Newbie Oscar-winning filmmaker Jordan Peele is sticking with the horror genre post-Get Out and has entered talks to produce a remake of Bernard Rose’s cult classic 1992 Clive Barker adaptation, Candyman. Peele is currently shooting his new social thriller Us, but is lending his talents as a producer to several developing genre projects, including CBS All Access’ Twilight Zone TV show reboot and HBO’s horror-mystery series Lovecraft Country(which Peele co-created with Underground‘s Misha Green).
Based on Barker’s short story “The Forbidden” (from his Books of Blood collection series), Rose’s Candyman starred Virginia Madsen as Helen Lyle, a Chicago grad student who gets in too deep while researching the urban legend of the Candyman: the son of a slave and an artist who was attacked by a lynch mob, after he fell in love with and had a child with a white woman in the late 19th century. After his attackers cut off his painting hand and smeared honey on him so he would be stung to death by bees, Candyman returned from the grave as a killer who’s covered in bees, armed with a hook-hand, and able to be summoned by those who say his name five times while looking in a mirror.
According to Bloody Disgusting, Peele is now in talks to produce a Candyman remake through his Monkeypaw Productions banner. While it’s possible the actor/writer/director is considering directing the remake himself, Peele seems more inclined to focus his time and effort on lower-budgeted original fare like Get Out and Us at the moment, while serving as a producer only on studio tentpoles and/or reboots of popular IPs like Twilight Zone.

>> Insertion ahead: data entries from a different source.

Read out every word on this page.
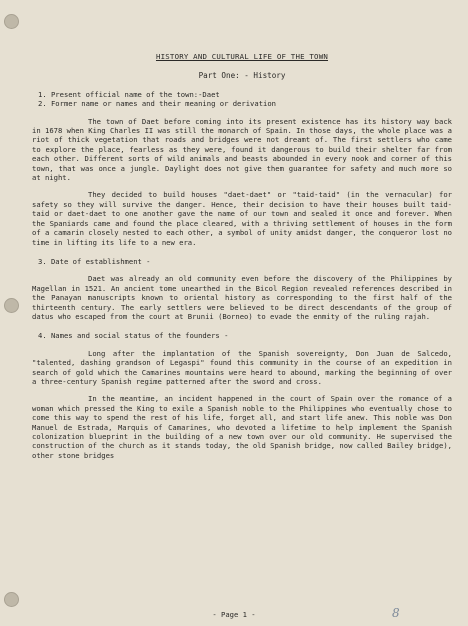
HISTORY AND CULTURAL LIFE OF THE TOWN
Part One: - History
1. Present official name of the town:-Daet
2. Former name or names and their meaning or derivation

The town of Daet before coming into its present existence has its history way back in 1678 when King Charles II was still the monarch of Spain. In those days, the whole place was a riot of thick vegetation that roads and bridges were not dreamt of. The first settlers who came to explore the place, fearless as they were, found it dangerous to build their shelter far from each other. Different sorts of wild animals and beasts abounded in every nook and corner of this town, that was once a jungle. Daylight does not give them guarantee for safety and much more so at night.

They decided to build houses "daet-daet" or "taid-taid" (in the vernacular) for safety so they will survive the danger. Hence, their decision to have their houses built taid-taid or daet-daet to one another gave the name of our town and sealed it once and forever. When the Spaniards came and found the place cleared, with a thriving settlement of houses in the form of a camarin closely nested to each other, a symbol of unity amidst danger, the conqueror lost no time in lifting its life to a new era.

3. Date of establishment -

Daet was already an old community even before the discovery of the Philippines by Magellan in 1521. An ancient tome unearthed in the Bicol Region revealed references described in the Panayan manuscripts known to oriental history as corresponding to the first half of the thirteenth century. The early settlers were believed to be direct descendants of the group of datus who escaped from the court at Brunii (Borneo) to evade the enmity of the ruling rajah.

4. Names and social status of the founders -

Long after the implantation of the Spanish sovereignty, Don Juan de Salcedo, "talented, dashing grandson of Legaspi" found this community in the course of an expedition in search of gold which the Camarines mountains were heard to abound, marking the beginning of over a three-century Spanish regime patterned after the sword and cross.

In the meantime, an incident happened in the court of Spain over the romance of a woman which pressed the King to exile a Spanish noble to the Philippines who eventually chose to come this way to spend the rest of his life, forget all, and start life anew. This noble was Don Manuel de Estrada, Marquis of Camarines, who devoted a lifetime to help implement the Spanish colonization blueprint in the building of a new town over our old community. He supervised the construction of the church as it stands today, the old Spanish bridge, now called Bailey bridge), other stone bridges

- Page 1 -	8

As noted by BD, Rose has expressed a desire to make a proper sequel that builds on the (horrifying) conclusion to his original film in recent years, after the two followups released in the 1990s (Candyman: Farewell to the Flesh and Candyman: Day of the Dead) failed to pick up that plot thread. Were such a film to happen, it could follow in the footsteps of next month’s Halloween and serve as a direct sequel to the first Candyman movie that renders the events of its previous sequels non-canon.
For the time being, however, Peele’s remake is the only Candyman-related project that appears to be actively moving forward. The reboot no doubt faces an uphill battle when it comes to winning over longtime fans of Rose’s original – a movie that, among other things, made a horror icon out of Candyman actor Tony Todd, years before he appeared in series like Final Destination and Hatchet. Even so, Candyman‘s social overtones make it a good match for Peele’s newfound brand of racially sensitive and otherwise politically thoughtful horror.